Bourgeoisie or working class

The National-Socialist leftwing regarded the NSDAP as the workers party for main- and manual workers and increasingly urged the formation of National-Socialist trade unions. The party leadership however continued to postpone on this issue; they first had to find a suitable leader and sufficient financial resources. Dr. Goebbels even went a step further: The NSDAP had to be transformed into a party based on the class struggle, in terms of propaganda while simultaneously the focus should be on the working class. He furthermore claimed that companies should be extensively socialized.

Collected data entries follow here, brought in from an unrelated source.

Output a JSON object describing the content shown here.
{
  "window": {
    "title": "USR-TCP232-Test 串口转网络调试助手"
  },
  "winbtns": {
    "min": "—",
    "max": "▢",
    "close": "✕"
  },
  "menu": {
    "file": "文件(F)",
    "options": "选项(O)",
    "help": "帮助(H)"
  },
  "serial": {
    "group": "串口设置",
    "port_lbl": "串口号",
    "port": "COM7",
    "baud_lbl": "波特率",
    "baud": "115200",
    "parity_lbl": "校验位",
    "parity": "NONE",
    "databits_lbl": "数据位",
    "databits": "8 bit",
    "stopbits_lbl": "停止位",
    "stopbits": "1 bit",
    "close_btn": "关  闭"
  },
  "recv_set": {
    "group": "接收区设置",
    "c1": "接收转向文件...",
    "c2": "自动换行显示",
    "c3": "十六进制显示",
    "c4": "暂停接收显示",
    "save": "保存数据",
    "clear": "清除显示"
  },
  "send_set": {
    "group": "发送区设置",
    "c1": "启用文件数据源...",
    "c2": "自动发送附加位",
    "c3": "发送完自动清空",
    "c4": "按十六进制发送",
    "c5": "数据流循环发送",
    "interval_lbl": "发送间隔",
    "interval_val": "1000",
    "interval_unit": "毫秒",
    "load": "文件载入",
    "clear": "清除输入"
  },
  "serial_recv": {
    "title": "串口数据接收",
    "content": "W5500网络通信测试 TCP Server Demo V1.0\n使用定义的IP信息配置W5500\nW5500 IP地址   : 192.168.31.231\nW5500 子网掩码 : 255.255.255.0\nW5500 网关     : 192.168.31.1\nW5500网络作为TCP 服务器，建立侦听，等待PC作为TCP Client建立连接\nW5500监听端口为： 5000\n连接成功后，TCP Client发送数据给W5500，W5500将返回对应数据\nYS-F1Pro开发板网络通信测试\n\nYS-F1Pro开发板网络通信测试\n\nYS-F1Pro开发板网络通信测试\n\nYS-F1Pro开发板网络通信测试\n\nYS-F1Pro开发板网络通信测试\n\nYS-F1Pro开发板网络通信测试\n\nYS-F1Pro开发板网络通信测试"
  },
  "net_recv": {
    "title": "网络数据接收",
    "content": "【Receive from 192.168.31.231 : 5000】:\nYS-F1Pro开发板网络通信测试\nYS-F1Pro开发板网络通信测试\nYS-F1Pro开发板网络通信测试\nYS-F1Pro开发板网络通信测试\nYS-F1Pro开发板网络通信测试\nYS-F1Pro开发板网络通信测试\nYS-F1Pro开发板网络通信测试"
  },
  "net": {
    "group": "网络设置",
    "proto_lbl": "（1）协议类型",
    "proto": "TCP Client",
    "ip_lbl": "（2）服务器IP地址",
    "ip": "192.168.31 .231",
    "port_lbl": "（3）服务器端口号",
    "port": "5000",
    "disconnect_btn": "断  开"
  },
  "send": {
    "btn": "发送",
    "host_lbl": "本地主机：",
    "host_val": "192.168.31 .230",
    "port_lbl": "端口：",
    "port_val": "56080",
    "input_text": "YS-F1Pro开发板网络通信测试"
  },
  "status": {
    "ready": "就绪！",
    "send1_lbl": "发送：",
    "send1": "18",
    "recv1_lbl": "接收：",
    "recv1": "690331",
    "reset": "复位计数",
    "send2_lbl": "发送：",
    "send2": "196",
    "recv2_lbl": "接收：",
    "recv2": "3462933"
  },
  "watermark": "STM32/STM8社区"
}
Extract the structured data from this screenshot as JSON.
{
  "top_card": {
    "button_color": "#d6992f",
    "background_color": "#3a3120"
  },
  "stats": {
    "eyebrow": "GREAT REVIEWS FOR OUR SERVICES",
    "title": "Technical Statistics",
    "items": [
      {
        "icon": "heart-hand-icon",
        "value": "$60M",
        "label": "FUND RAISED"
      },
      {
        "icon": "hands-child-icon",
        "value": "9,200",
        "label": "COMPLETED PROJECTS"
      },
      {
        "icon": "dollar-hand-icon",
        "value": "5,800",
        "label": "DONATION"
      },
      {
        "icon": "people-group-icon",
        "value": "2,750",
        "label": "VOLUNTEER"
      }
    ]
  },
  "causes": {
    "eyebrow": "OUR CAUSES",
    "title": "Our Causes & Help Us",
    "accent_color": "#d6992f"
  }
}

Gregor Strasser also took a stand for a semi-socialist organization of agriculture and a collectivist economic system. The editorial office of the "Volkischer Beobachter" however tended to a more moderate kind of shares capitalism (instead of a total socialization) and a type of share in profits for the workers. Hitler's speeches at the Hamburg National Club (industrialists) and the industrialists in the Ruhrarea showed that he had already campaigned to win the support of the bourgeois elite. At these speeches Hitler claimed that as long as he led the NSDAP, there could under no circumstance be socialization or a workers' share in the profits. The leftwing of the NSDAP also opposed the fetishism of legality (adherence to legality at any price) and the participation in the elections, although the Strasser brothers in this matter had a similar pragmatic course as Hitler. This is why the course of tactical participation in parliamentarism prevailed. A lot of conflict was also caused by the leftwing aspirations to form an alliance with Soviet Russia, which led to the first openly fought controversy with Alfred Rosenberg.